Super Mario Bros. for Gymnasium
Project description
gym-super-mario-bros
A Gymnasium environment for Super Mario Bros., Super Mario Bros. 2 (Lost Levels), and Super Mario Bros. 2 (USA), and Super Mario Bros. 3 on The Nintendo Entertainment System (NES) using the nes-py emulator.
gym-super-mario-bros targets Gymnasium's modern reset, step, render-mode,
and truncation semantics. It currently supports CPython 3.13 and 3.14 in CI.
Installation
The preferred installation of gym-super-mario-bros is from pip:
pip install gym-super-mario-bros
Python 3.13 or newer is required. The supported CI targets are CPython 3.13 and 3.14.
Because gym-super-mario-bros depends on the native nes-py emulator, Linux
GLIBCXX_* loader errors and Windows compiler-toolchain failures are usually
nes-py installation/runtime issues rather than wrapper bugs. See the
nes-py installation notes
for the current compiler and runtime expectations.
Usage
Python
You must import gym_super_mario_bros before trying to make an environment.
This is because Gymnasium environments are registered at runtime. By default,
gym_super_mario_bros environments use the full NES action space of 256
discrete actions. To constrain this, gym_super_mario_bros.actions provides
three actions lists (RIGHT_ONLY, SIMPLE_MOVEMENT, and COMPLEX_MOVEMENT)
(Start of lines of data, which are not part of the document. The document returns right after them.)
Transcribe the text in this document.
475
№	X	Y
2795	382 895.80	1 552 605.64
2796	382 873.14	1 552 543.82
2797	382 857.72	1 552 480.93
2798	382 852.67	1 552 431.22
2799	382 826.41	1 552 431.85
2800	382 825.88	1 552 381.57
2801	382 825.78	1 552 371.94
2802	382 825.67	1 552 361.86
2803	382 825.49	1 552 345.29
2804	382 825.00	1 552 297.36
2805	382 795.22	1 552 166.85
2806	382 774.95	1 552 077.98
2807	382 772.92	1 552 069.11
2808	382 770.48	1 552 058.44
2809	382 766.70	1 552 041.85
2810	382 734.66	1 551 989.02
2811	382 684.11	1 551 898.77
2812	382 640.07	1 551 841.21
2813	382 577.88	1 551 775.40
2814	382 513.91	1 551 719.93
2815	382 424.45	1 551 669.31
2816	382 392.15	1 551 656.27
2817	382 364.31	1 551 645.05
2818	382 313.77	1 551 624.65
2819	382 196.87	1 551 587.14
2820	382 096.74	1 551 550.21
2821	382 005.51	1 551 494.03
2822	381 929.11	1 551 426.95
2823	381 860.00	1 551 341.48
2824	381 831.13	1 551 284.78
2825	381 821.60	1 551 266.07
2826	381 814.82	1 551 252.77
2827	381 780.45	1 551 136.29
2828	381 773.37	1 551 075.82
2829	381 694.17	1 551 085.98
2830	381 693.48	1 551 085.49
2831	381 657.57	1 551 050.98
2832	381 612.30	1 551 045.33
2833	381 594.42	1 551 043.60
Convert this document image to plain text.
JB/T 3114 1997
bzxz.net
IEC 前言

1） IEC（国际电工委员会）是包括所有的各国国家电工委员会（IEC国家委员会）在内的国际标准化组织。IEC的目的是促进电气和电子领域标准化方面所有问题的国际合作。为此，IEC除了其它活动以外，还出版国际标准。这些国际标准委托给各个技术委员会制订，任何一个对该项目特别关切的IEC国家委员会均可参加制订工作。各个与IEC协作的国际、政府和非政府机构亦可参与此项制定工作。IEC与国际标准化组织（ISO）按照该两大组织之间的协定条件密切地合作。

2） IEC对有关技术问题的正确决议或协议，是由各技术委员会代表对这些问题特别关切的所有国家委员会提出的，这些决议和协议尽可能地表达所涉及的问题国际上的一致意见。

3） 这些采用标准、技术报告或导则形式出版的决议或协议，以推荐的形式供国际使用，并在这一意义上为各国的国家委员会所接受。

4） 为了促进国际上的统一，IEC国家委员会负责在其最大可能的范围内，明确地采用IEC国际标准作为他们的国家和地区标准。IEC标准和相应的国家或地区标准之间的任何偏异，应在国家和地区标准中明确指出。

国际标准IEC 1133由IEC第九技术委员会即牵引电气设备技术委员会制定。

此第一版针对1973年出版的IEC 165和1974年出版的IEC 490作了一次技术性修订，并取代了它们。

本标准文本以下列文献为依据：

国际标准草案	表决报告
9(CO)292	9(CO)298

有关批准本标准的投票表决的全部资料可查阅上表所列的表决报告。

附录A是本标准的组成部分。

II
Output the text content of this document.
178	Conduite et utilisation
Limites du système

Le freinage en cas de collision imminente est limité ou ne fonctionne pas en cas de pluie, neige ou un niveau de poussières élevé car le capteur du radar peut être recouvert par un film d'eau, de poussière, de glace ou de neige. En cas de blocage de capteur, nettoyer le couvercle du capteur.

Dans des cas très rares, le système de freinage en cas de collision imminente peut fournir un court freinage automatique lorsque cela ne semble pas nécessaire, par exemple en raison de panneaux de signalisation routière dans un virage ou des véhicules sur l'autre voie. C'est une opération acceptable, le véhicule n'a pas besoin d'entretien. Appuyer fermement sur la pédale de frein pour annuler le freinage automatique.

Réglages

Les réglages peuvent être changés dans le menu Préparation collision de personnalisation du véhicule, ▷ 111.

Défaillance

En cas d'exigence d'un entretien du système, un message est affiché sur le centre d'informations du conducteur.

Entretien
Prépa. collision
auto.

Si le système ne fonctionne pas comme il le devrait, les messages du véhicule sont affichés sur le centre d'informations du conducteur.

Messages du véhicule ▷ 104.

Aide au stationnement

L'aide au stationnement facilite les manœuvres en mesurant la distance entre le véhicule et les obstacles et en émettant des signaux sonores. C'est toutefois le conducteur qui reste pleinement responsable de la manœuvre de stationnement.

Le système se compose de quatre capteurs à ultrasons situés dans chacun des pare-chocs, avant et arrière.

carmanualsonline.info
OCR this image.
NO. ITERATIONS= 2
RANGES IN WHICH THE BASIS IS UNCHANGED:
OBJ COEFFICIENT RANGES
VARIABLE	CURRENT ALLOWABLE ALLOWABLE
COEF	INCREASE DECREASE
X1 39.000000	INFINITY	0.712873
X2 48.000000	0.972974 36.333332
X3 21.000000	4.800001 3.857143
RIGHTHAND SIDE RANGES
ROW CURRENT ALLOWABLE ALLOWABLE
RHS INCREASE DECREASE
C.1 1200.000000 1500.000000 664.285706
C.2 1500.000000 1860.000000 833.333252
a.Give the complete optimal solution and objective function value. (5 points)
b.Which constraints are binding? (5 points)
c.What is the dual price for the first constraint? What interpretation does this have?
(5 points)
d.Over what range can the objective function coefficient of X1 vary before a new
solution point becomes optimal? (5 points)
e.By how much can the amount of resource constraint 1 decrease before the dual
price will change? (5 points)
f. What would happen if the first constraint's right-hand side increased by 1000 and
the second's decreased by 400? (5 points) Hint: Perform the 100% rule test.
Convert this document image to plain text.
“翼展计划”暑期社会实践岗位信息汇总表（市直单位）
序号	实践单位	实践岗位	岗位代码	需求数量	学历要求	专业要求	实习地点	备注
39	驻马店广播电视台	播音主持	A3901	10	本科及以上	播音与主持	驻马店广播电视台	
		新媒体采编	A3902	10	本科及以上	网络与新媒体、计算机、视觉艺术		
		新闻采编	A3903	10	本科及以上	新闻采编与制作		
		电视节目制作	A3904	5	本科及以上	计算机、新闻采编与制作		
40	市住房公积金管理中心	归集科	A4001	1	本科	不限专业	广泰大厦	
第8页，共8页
for the nes_py.wrappers.JoypadSpace wrapper. See
gym_super_mario_bros/actions.py for a
breakdown of the legal actions in each of these three lists.
import gymnasium as gym
from nes_py.wrappers import JoypadSpace
import gym_super_mario_bros
from gym_super_mario_bros.actions import SIMPLE_MOVEMENT
env = gym.make('SuperMarioBros-v0', render_mode='human')
env = JoypadSpace(env, SIMPLE_MOVEMENT)
done = True
for step in range(5000):
if done:
state, info = env.reset(seed=123)
state, reward, terminated, truncated, info = env.step(env.action_space.sample())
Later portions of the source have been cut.